Questions below are based on Carola’s previous call to action “Debunking two myths to avoid agony in Italian civil society” published in Alliance Magazine. You can read that here.
- You mention how philanthropic foundations have a huge potential of changing the national landscape in Italy around what it means to enter a partnership with an NGO. What is the role of foundation associations in countries similar to Italy in fostering conversations around this and innovations in funding and philanthropy? What are some lessons that have worked for you [or your peers] and some that haven’t?
Assifero, the Italian Association of Grant-making Foundations, as a national membership association, did not want to limit services and act as a club offering fiscal and legal services and some networking. We wanted to become a stakeholder in the process of sustainable human development in our country, and for this reason, we joined ASviS – the Italian Alliance for Sustainable Development and the Italian Alliance on Social Generativity.
We wanted to respond to the capacity-building needs of Italian philanthropic foundations but also support them in deploying their distinctive role in today’s society and in capitalizing on their own assets (connections, credibility, and non- financial grants). We wanted to stimulate a cultural shift from short-term to long-term approaches and strategic partnerships, from focusing on inputs and giving, to impact and outcomes and from traditional grant maker-grantees relationship towards co-designing. We stimulate our members to work through more collaborative approaches and co-funding. In 2018, for example, we promoted two initiatives, a leveraging pilot initiative on educational poverty in Italy (with a fund of Con I Bambini), and a matching fund initiative on climate change (with a European Union fund re-granted in Italy by Fondazione Punto Sud).
- Many countries and regions probably experience the similar vicious cycle that some NGOs an Italy have found themselves in: an NGO has legitimacy and exists if it produces projects, and it produces projects to exist- implying- that NGOs are dependent on project- funding. What is the role of infrastructure organizations in combating this mentality and increasing awareness around funding general support to the non-profit field?

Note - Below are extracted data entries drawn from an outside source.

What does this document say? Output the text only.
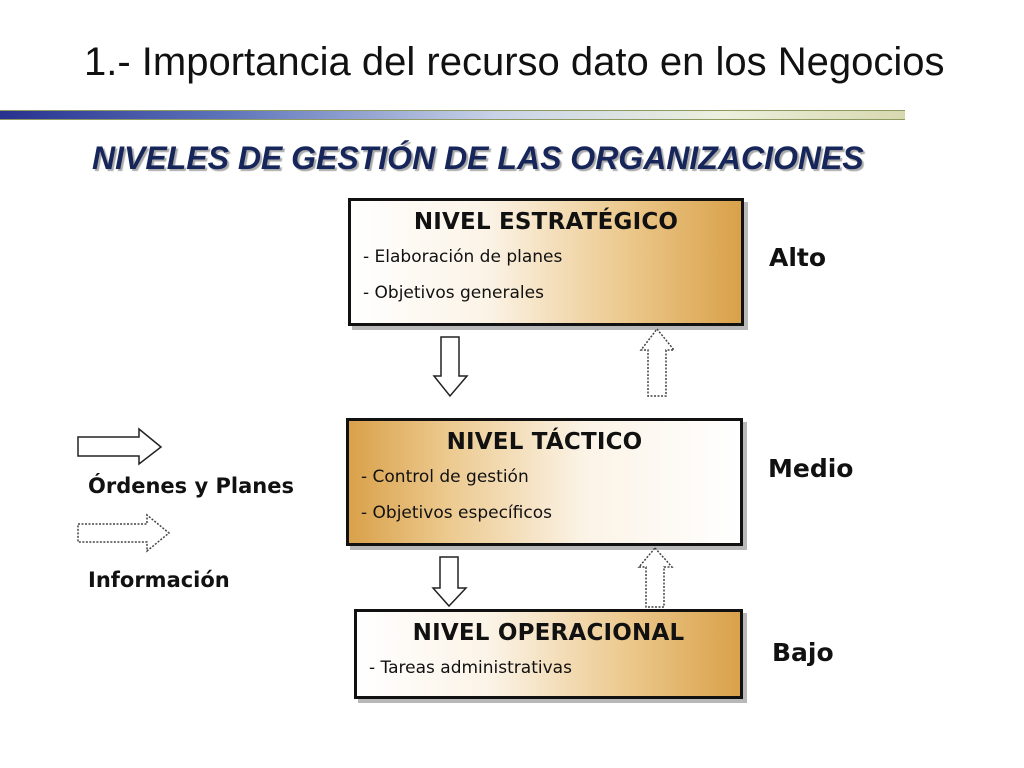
1.- Importancia del recurso dato en los Negocios
NIVELES DE GESTIÓN DE LAS ORGANIZACIONES
NIVEL ESTRATÉGICO
- Elaboración de planes
- Objetivos generales
NIVEL TÁCTICO
- Control de gestión
- Objetivos específicos
NIVEL OPERACIONAL
- Tareas administrativas
Alto
Medio
Bajo
Órdenes y Planes
Información
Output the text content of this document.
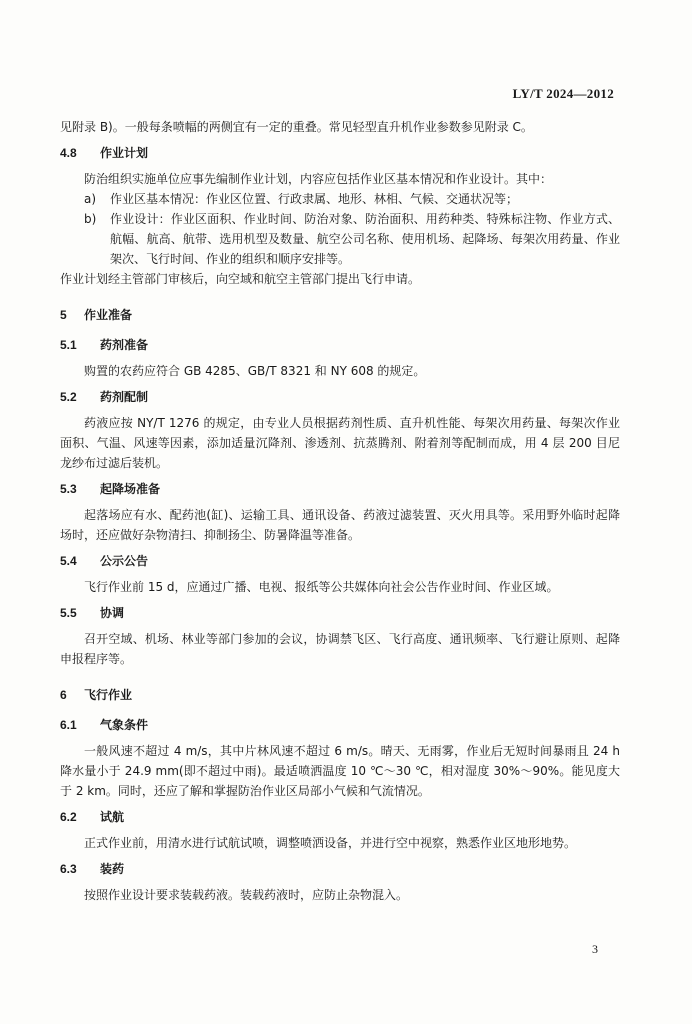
LY/T 2024—2012
见附录 B)。一般每条喷幅的两侧宜有一定的重叠。常见轻型直升机作业参数参见附录 C。
4.8	作业计划
防治组织实施单位应事先编制作业计划，内容应包括作业区基本情况和作业设计。其中：
a)	作业区基本情况：作业区位置、行政隶属、地形、林相、气候、交通状况等；
b)	作业设计：作业区面积、作业时间、防治对象、防治面积、用药种类、特殊标注物、作业方式、航幅、航高、航带、选用机型及数量、航空公司名称、使用机场、起降场、每架次用药量、作业架次、飞行时间、作业的组织和顺序安排等。
作业计划经主管部门审核后，向空域和航空主管部门提出飞行申请。
5	作业准备
5.1	药剂准备
购置的农药应符合 GB 4285、GB/T 8321 和 NY 608 的规定。
5.2	药剂配制
药液应按 NY/T 1276 的规定，由专业人员根据药剂性质、直升机性能、每架次用药量、每架次作业面积、气温、风速等因素，添加适量沉降剂、渗透剂、抗蒸腾剂、附着剂等配制而成，用 4 层 200 目尼龙纱布过滤后装机。
5.3	起降场准备
起落场应有水、配药池(缸)、运输工具、通讯设备、药液过滤装置、灭火用具等。采用野外临时起降场时，还应做好杂物清扫、抑制扬尘、防暑降温等准备。
5.4	公示公告
飞行作业前 15 d，应通过广播、电视、报纸等公共媒体向社会公告作业时间、作业区域。
5.5	协调
召开空域、机场、林业等部门参加的会议，协调禁飞区、飞行高度、通讯频率、飞行避让原则、起降申报程序等。
6	飞行作业
6.1	气象条件
一般风速不超过 4 m/s，其中片林风速不超过 6 m/s。晴天、无雨雾，作业后无短时间暴雨且 24 h 降水量小于 24.9 mm(即不超过中雨)。最适喷洒温度 10 ℃～30 ℃，相对湿度 30%～90%。能见度大于 2 km。同时，还应了解和掌握防治作业区局部小气候和气流情况。
6.2	试航
正式作业前，用清水进行试航试喷，调整喷洒设备，并进行空中视察，熟悉作业区地形地势。
6.3	装药
按照作业设计要求装载药液。装载药液时，应防止杂物混入。
3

The overhead myth is deeply rooted in a Catholic country like Italy. In Italy, the myth of the (almost) zero cost of NGOs has deep roots, which include: the culture of Catholic voluntary service; the subconscious of a country deeply rooted in a male-dominated system in which, for hundreds of years, social services were carried out free of charge by the church and, for the most part, by women, both religious and lay; the tokenistic declarations needed to claim one’s contribution in the fight against a widespread subculture of mischief; the occasional risk that the more cunning ones will finance friends or friends-of-friends and, in general, the lack of social trust and the fear of taking responsibility towards change. As the mantra goes, the NGOs should cost very little and all funding must be allocated to projects. This, together with the ‘magic percentage formula’ of general costs as the only indicator of efficiency of non-profit organizations, has strangled them and reduced them to mere “project factories” with inadequate organization, structure, and staff, from which the best talents, even if extremely motivated, end up leaving. This, however, is not a matter of increasing the percentage of overhead costs to be covered by a project. The question is much more transformative. The question is funding strategic objectives – missions, as Mariana Mazzucato puts it – instead of only stand-alone projects, funding long-term and not looking constantly for new things and short-term deliverable outputs. Infrastructure organizations can play a powerful role in promoting this cultural shift, as they have the broad vision, and overall, comprehensive, intersectional picture. They can be the ones making meaningful connections.
- Often times, it’s this long-term funding that philanthropy infrastructure desperately needs in order to show long-term, sustainable growth and results. How can the shift away from project-funding for the non-profit sector be translated into funding towards promoting steady funding for philanthropic infrastructure?
I am part of the WINGS- DAFNE working group on the 4Cs (Capacity, Capabilities, Connections, and Credibility) and Assifero is using this framework in its strategic planning. Funding – especially core funding for philanthropy infrastructure – is fundamental in order to promote more informed, more connected, and more effective ecosystems of philanthropy for systemic change. Core support is crucial and it should be seen not as a cost, but as an investment in a more informed, connected, and effective system of philanthropy in the country where each stakeholder is enabled and can benefit from it.
- It can be controversial to comment on the general philanthropy culture of a specific country when working within it. What has been the feedback you have received from this piece from within Italy? From outside? How do you hope to inspire others?
Yes, it is controversial. Things that are perceived as disruptive … My “call to action” has been published in 4 different magazines in Italy, and read online by more than 90,000 readers… and is apparently making a little case for debate. In Italy, the overhead myth and the paradox of the project life-cycle were monolithic and undisputed, not only among the sector’s professionals, but also within public opinion, stereotyped in the procedures and practices of practically all public and private donors. Today, we need a stronger civil society in Europe and I feel a personal responsibility to be vocal and offer my little contribution to this cause from the perspective of private funders.